The simplest way to run an infinite fair lottery?

I've posted two ways to run an infinite fair lottery (this and this). There is also a very simple way. Just take infinitely many people and have them each independently toss an indeterministic fair coin. If you're lucky enough that exactly one person rolls heads, that's the winner. Otherwise, the lottery counts as a failure. The probability of failure is high—it's one—but nonetheless success should be causally possible. And if you succeed, you've got what is intuitively an infinite fair lottery.

My earlier thought experiments requires a version of the Axiom of Choice. This version doesn't, but the earlier ones has the merit of working always or almost always. However, for the purposes of generating paradoxes and supporting causal finitism this version might be good enough.

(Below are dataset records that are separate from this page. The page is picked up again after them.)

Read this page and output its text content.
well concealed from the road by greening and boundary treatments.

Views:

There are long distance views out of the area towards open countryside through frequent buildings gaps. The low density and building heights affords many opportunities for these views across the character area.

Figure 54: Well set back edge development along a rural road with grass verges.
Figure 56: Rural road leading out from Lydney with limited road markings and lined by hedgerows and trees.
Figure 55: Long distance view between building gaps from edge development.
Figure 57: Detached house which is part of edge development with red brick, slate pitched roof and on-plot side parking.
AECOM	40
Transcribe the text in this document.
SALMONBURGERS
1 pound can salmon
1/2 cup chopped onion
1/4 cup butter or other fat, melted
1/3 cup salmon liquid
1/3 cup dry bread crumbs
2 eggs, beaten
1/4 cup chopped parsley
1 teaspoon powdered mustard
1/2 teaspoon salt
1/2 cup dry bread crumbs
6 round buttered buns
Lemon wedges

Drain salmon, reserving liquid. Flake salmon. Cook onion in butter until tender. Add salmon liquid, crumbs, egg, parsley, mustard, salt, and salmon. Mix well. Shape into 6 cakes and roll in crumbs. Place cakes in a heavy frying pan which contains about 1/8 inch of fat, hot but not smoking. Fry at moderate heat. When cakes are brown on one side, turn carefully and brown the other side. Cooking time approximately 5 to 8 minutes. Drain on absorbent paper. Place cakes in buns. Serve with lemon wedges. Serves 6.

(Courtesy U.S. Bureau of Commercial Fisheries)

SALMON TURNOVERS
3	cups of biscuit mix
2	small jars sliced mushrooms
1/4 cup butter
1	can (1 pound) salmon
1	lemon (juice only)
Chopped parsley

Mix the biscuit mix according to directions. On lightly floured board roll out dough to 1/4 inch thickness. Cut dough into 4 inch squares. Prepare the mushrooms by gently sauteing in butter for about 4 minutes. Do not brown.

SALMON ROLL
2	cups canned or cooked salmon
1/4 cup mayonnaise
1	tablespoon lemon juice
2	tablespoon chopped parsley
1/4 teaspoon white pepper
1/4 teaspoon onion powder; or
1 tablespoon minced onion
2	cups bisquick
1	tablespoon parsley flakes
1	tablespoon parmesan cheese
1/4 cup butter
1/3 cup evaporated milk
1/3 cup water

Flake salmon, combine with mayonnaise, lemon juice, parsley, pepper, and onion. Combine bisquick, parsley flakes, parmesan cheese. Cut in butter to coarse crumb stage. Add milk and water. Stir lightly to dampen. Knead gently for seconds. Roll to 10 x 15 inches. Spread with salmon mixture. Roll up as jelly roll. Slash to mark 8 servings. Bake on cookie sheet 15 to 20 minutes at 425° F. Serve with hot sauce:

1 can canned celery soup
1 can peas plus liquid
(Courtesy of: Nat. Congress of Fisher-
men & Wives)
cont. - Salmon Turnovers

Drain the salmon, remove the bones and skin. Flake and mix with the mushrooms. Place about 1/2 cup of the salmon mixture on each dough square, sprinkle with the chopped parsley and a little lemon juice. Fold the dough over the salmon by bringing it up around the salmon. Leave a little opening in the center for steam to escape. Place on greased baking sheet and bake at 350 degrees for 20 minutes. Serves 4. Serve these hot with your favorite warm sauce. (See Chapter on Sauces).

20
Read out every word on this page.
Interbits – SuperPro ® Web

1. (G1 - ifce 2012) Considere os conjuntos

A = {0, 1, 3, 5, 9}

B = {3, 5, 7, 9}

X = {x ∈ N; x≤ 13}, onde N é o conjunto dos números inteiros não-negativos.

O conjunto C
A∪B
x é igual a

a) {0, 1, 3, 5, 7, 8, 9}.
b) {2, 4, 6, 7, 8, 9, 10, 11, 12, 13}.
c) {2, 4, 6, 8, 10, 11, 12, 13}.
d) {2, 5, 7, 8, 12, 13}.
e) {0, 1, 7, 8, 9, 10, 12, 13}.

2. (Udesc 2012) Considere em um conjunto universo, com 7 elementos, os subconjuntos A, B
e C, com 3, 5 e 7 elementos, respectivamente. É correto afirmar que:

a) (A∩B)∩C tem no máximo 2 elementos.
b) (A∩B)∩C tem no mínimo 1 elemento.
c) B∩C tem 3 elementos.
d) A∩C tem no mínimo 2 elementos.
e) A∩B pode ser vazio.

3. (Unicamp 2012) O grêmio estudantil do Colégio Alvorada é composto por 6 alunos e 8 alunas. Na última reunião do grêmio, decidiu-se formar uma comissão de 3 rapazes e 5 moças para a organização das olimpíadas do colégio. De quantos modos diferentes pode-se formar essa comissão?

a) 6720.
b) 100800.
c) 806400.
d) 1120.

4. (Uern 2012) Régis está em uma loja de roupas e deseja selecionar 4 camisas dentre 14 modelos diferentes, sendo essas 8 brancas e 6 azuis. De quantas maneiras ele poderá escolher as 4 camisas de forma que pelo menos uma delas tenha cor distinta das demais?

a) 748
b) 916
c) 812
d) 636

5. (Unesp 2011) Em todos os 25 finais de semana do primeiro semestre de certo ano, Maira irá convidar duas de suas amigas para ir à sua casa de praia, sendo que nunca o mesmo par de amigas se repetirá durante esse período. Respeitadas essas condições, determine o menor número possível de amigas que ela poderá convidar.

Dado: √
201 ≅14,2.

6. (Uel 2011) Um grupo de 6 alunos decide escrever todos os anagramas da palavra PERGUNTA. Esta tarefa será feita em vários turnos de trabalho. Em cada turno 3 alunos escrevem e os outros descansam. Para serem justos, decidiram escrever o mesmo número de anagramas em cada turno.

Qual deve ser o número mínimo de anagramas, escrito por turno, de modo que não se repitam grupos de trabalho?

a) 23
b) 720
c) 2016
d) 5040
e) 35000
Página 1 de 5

A note to fellow mathematicians: Any mathematician reading this and some of my other posts on infinite fair lotteries is apt to be frustrated. There is a lot that isn't rigorous here. But I'm not doing mathematics. One can perhaps best think of what I'm doing as a physicsy thought experiment. When I think of independent indeterministic coin flips, take these as actual causally-independent physical processes, e.g., each indeterministic coin flip happening in a different island universe of an infinite multiverse. I am fully aware, for instance, that the stuff I say in this post isn't fully modeled by the standard Kolmogorovian probability theory. For instance, an infinite sequence of i.i.d.r.v.'s Xn with P(Xn=1)=P(Xn=0)=1/2 need not have any possible state such that exactly one of the variables is 1, depending on how the i.i.d.r.v.'s are constructed. That's an artifact of the fact that probabilistic independence as normally defined is not a sufficient model of genuine causal independence (see here). I am also assuming that permutation symmetries in the space of coin flips persist even when we consider nonmeasurable or null sets. Again that's going beyond the mathematics, but justified as a physicsy thought experiment. If we put each coin flip in a relevantly similar separate universe of a multiverse, then of course everything should be intuitively invariant under permutations of the coins. Probabilities understood vaguely as measures of rational believability go beyond the mathematical theory of probability.

2 comments:

Heath White said...

There is also a very simple way. Just take infinitely many people...

I see a flaw in your simple procedure.

:-)

Alexander R Pruss said...

There was one an ad in Canadian newspapers for a device guaranteed to eliminate all mosquitoes in a room if one followed the directions. If one ordered the device one got a box and a hammer and the instructions: catch mosquito, place on box, hit with hammer, repeat.